Öcalan: Sakık eylemi Ergenekon adına gerçekleştirmiş olabilir
Abdullah Öcalan, avukatları aracılığıyla yaptığı açıklamada saldırının emrini verdiği ileri sürülen o dönem PKK´da üst düzey yöneticilerinden ´Parmaksız Zeki´ kod adlı Şemdin Sakık´ın eylemi Ergenekon adına gerçekleştirmiş olabileceğini ima etmişti. Öcalan, ?Şemdin doğrudan Ergenekon ´la bağlantılıdır, onların adamıdır, demiyorum, Ancak kullanılmıştır. Bu dönemde ateşkesi istemeyenler kimlerdi? Bunu anlamak benim için zor oldu? demişti.
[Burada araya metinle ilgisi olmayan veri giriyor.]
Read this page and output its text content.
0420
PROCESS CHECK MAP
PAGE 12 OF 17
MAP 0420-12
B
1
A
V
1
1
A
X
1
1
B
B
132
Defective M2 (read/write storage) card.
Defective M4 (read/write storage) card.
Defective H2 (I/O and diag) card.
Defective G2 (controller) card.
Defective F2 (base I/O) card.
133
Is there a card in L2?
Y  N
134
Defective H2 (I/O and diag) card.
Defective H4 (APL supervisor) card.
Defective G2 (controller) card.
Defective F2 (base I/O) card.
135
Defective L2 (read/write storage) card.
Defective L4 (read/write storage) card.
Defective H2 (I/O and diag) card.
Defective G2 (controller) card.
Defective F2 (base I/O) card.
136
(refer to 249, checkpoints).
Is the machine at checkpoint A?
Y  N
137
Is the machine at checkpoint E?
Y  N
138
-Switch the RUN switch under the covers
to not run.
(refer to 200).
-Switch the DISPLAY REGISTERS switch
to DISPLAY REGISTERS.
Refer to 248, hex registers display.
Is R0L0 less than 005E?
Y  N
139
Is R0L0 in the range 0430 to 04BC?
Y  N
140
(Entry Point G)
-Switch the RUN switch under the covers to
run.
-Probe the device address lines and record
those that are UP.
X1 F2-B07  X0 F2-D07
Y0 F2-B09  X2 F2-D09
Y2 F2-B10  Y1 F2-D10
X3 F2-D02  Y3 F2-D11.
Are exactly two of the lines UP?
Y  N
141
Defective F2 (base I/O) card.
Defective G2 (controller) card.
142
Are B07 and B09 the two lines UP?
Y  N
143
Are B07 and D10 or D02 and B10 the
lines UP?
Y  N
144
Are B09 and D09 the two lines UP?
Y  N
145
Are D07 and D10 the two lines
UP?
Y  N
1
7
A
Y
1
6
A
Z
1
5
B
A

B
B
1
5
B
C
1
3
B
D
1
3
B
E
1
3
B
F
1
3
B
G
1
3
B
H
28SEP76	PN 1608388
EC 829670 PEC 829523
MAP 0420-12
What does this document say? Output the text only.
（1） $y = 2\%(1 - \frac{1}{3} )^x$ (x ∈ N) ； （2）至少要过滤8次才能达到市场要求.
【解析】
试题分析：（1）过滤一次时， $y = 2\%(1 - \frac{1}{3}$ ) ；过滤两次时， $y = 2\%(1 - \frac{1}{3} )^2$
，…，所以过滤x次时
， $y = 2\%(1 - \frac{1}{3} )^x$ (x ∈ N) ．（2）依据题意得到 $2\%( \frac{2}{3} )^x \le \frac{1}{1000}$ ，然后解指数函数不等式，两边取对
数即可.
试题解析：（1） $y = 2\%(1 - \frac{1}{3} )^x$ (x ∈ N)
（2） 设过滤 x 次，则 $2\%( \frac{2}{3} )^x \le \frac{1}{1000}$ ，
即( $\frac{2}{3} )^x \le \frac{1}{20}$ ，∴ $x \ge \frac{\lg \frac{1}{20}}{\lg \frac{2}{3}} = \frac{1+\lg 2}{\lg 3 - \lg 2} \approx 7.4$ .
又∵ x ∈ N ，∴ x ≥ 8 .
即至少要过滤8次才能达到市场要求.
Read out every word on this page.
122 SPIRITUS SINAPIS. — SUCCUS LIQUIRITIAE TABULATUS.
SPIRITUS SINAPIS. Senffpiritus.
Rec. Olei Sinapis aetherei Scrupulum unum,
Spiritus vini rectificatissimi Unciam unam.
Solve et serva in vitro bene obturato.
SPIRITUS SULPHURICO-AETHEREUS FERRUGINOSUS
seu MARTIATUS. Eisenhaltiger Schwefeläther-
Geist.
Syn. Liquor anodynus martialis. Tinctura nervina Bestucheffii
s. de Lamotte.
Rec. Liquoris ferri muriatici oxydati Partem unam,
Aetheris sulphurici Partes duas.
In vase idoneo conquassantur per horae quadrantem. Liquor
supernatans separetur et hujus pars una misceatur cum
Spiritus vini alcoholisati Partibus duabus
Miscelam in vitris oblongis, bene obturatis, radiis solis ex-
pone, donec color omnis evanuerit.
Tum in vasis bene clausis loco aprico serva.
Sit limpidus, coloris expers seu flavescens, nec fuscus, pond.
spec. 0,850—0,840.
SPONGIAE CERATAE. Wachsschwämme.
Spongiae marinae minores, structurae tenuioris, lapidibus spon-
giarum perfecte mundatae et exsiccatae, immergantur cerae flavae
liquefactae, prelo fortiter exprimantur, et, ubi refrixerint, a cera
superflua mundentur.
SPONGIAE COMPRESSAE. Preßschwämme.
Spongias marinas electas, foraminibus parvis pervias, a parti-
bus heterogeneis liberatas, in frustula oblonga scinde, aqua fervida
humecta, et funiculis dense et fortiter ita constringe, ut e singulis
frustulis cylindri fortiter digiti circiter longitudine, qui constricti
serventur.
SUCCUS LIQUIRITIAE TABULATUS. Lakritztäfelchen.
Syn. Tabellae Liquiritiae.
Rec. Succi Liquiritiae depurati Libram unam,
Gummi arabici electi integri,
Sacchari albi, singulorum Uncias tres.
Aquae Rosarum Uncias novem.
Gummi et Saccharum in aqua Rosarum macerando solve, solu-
Sakık: Saldırıyı Abdullah Öcalan´ın talimatıyla gerçekleştirdik
Şemdin Sakık ise, bazı yayın organlarına yaptığı açıklamalarda 1993 baharında PKK´nın tek taraflı ilan ettiği ateşkese kendisinin de uyduğunu ancak Abdullah Öcalan´ın Lübnan´da telsiz ile Türkiye´deki militanlara misilleme eylemi emri verdiğini anlatarak, şunları ileri sürmüştü; ?Bu ateşkesi ben bozmadım ama ne yazık ki bu yalan üstümde kaldı. Bu talimat değişik araçlarla militanlara ulaştıktan sonra, harekete geçen örgüt elemanları irili-ufaklı eylemler yapmaya başladılar. Çoğunlukla yollar tutuluyor, taciz atışları yapılıyor, mayın döşeniyordu. Bingöl kırsalında 200 civarında militan vardı. Bunlar iki ayrı ana grup ve bu gruplara bağlı küçük birimler halinde hareket ediyorlardı? dedi.
Ağız değiştirdi
Türkiye ve dünya kamuoyundan bu eyleme karşı sert tepkiler yükselince Sakık bu kez olayın örgüt içi çetelerce yapıldığını savundu. İsim vererek olay mahallinden uzaktaki şahsımı tepkilerin hedefi yaptı?. Sakık, ?O dönemin şartlanmış kafasıyla, üzüldüm desem yalan olur. Ama şimdi, her askerin anısı önünde saygıyla eğiliyorum´ demişti. ( Taraf, Habertürk)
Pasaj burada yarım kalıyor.